Peu avant d'achever la première lecture du projet de loi pour un nouveau pacte ferroviaire ce 12 avril, les députés ont réagi aux déclarations d'Emmanuel Macron sur TF1. Le chef de file des députés LR Christian Jacob est monté au créneau pour demander comment étaient "gagés" les "10 millions d'euros par jour pendant 10 ans" (soit 3,5 milliards par an) investis sur le réseau ferroviaire, évoqués par le président de la République dans son interview.
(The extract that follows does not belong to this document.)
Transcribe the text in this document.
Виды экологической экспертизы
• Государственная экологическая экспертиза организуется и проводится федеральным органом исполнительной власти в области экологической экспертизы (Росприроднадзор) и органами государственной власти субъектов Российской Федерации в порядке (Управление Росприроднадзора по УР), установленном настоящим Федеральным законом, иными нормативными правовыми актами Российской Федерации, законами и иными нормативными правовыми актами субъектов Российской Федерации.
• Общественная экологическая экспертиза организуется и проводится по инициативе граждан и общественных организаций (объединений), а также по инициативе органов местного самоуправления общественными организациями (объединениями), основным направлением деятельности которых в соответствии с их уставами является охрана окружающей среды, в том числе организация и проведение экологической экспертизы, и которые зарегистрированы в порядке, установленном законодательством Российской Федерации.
36 milliards d'investissements pour le réseau
La ministre des Transports Elisabeth Borne a rétorqué que, "comme le gouvernement l'avait annoncé depuis le départ", la réforme ne visait pas "à faire des économies", avec une promesse d'investissement de 36 milliards pour le réseau ferroviaire les 10 prochaines années, ce qui revient "en effet à 10 millions par jour". Il ne s'agit "évidemment pas d'aller inventer des dépenses supplémentaires par rapport à la loi de finances pour cette année", a-t-elle ajouté, s'étonnant de "présentations caricaturales" de la réforme alors que "cela a dû être répété régulièrement lors des questions d'actualité: les 36 milliards d'euros, c'est un engagement fort".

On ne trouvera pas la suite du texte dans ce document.